Become a thanks giving person now, so you can be one then.
So now, 5 years later, having gone through so much in our Church, our parish, and quite recently in our national economy and specifically the stock market severe decline, the question is, did those who read my article back then practice over those 5 years so that they could express their thanks to God in every situation?
And even if you didn’t read my article, surely you have read Paul’s words on your own where he proscribes giving thanks always, and in the same way, giving thanks in every situation? In all things?
But if you didn’t follow my exhortation, and you didn’t heed the Word of God, surely five years of increase in age has also provided you with an increase in natural wisdom so that – with a sense of patient endurance – you are able to still give thanks for all the little things and the bigger things?

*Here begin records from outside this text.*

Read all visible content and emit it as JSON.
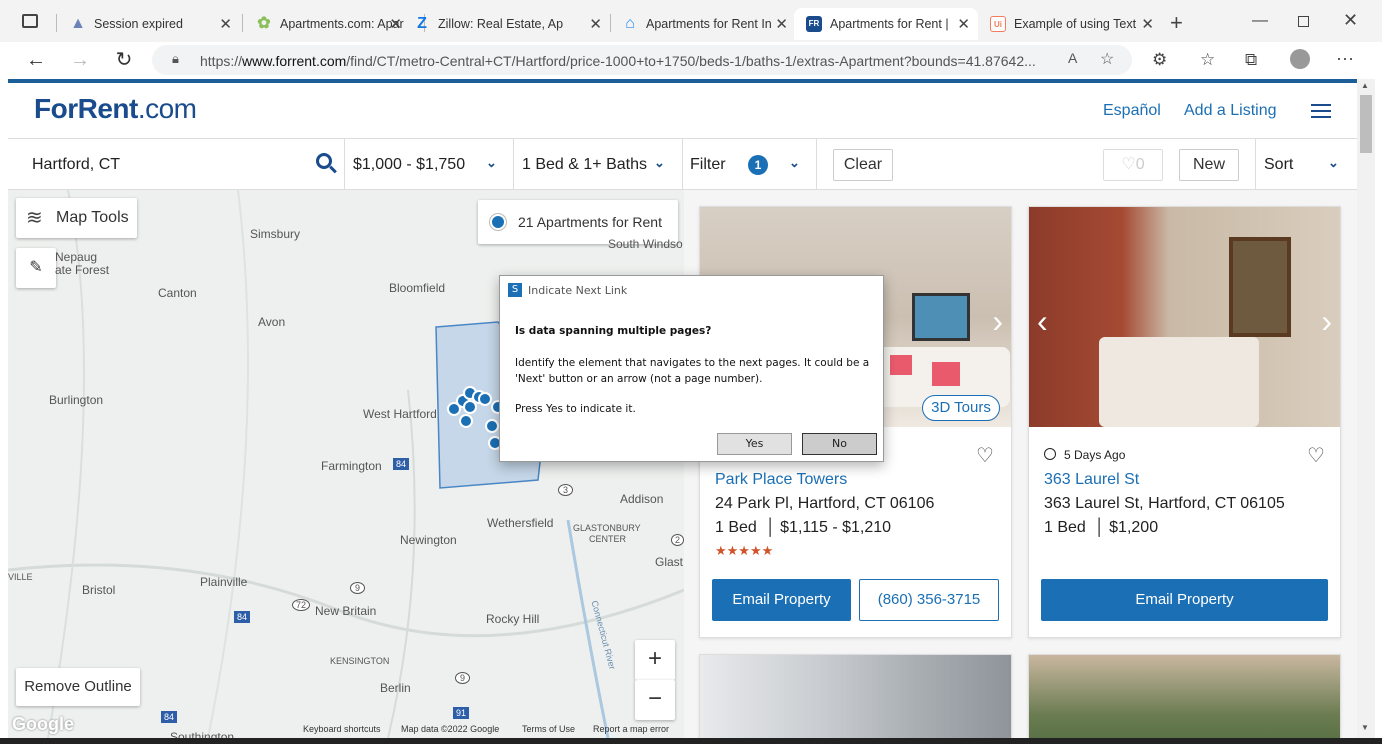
{
  "browser": {
    "tabs": [
      {
        "title": "Session expired",
        "icon": "activity-icon",
        "color": "#6a83b8"
      },
      {
        "title": "Apartments.com: Apar",
        "icon": "apartments-leaf-icon",
        "color": "#8bbf5a"
      },
      {
        "title": "Zillow: Real Estate, Ap",
        "icon": "zillow-icon",
        "color": "#1277e1"
      },
      {
        "title": "Apartments for Rent In",
        "icon": "house-icon",
        "color": "#2a8ef0"
      },
      {
        "title": "Apartments for Rent |",
        "icon": "forrent-icon",
        "color": "#1a4b8c",
        "fav": "FR"
      },
      {
        "title": "Example of using Text",
        "icon": "uipath-icon",
        "color": "#f27c5c",
        "fav": "Ui"
      }
    ],
    "url_prefix": "https://",
    "url_host": "www.forrent.com",
    "url_rest": "/find/CT/metro-Central+CT/Hartford/price-1000+to+1750/beds-1/baths-1/extras-Apartment?bounds=41.87642..."
  },
  "header": {
    "logo_main": "ForRent",
    "logo_suffix": ".com",
    "link_espanol": "Español",
    "link_add": "Add a Listing"
  },
  "filters": {
    "location": "Hartford, CT",
    "price": "$1,000 - $1,750",
    "beds": "1 Bed & 1+ Baths",
    "filter_label": "Filter",
    "filter_count": "1",
    "clear": "Clear",
    "favorites_count": "0",
    "new": "New",
    "sort": "Sort"
  },
  "map": {
    "tools": "Map Tools",
    "count_label": "21 Apartments for Rent",
    "remove_outline": "Remove Outline",
    "labels": [
      "Simsbury",
      "Nepaug",
      "ate Forest",
      "Canton",
      "Bloomfield",
      "Avon",
      "Burlington",
      "West Hartford",
      "Farmington",
      "Addison",
      "Wethersfield",
      "Newington",
      "GLASTONBURY",
      "CENTER",
      "Glast",
      "VILLE",
      "Bristol",
      "Plainville",
      "New Britain",
      "Rocky Hill",
      "KENSINGTON",
      "Berlin",
      "Southington",
      "South Windso",
      "Connecticut River"
    ],
    "route_labels": [
      "84",
      "3",
      "9",
      "72",
      "84",
      "9",
      "91",
      "84",
      "2"
    ],
    "footer": [
      "Keyboard shortcuts",
      "Map data ©2022 Google",
      "Terms of Use",
      "Report a map error"
    ],
    "google": "Google"
  },
  "listings": [
    {
      "tour": "3D Tours",
      "name": "Park Place Towers",
      "address": "24 Park Pl, Hartford, CT 06106",
      "beds": "1 Bed",
      "price": "$1,115 - $1,210",
      "stars": "★★★★★",
      "email": "Email Property",
      "phone": "(860) 356-3715"
    },
    {
      "updated": "5 Days Ago",
      "name": "363 Laurel St",
      "address": "363 Laurel St, Hartford, CT 06105",
      "beds": "1 Bed",
      "price": "$1,200",
      "email": "Email Property"
    }
  ],
  "dialog": {
    "title": "Indicate Next Link",
    "question": "Is data spanning multiple pages?",
    "body": "Identify the element that navigates to the next pages. It could be a 'Next' button or an arrow (not a page number).",
    "hint": "Press Yes to indicate it.",
    "yes": "Yes",
    "no": "No"
  }
}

Some will shake their heads. In my own life i recognize issues and areas of life and relationship and work where my own resolve to not let them get the best of me has failed.
Apparently, practice still makes perfect.
Apparently, there is still the need to rehearse.
The Christian response is to not just give thanks to the prevailing winds,
but to poinpoint the source of every good andperfect gift, that being God,
In our National life we gain respect by showing and giving respect, and so we can share around the table what we are thankful for and with insight that befits our age we can expand our thanks for the national life, the environment of freedom, the society which affirms our pursuit of dreams and hopes. And then pray that these will continue.
In our relationship with God we gain not just respect for God but also train ourselves to continue to give thanks for the presence of God and his love for us in every and any situation by giving thanks now, the daily rehearsal providing the discipline necessary to give thanks when it seems not so elicited by bad circumstances. We give thanks for yesterday, today and yes, tomorrow, for we know that the promise of Jesus is true, “and, behold, I am with you now and for evermore.”
Seeing what we are thankful for is one thing; Giving thanks now in order to be prepared for hings to come is another.
So, with all that is going on around us, How’s that going for you?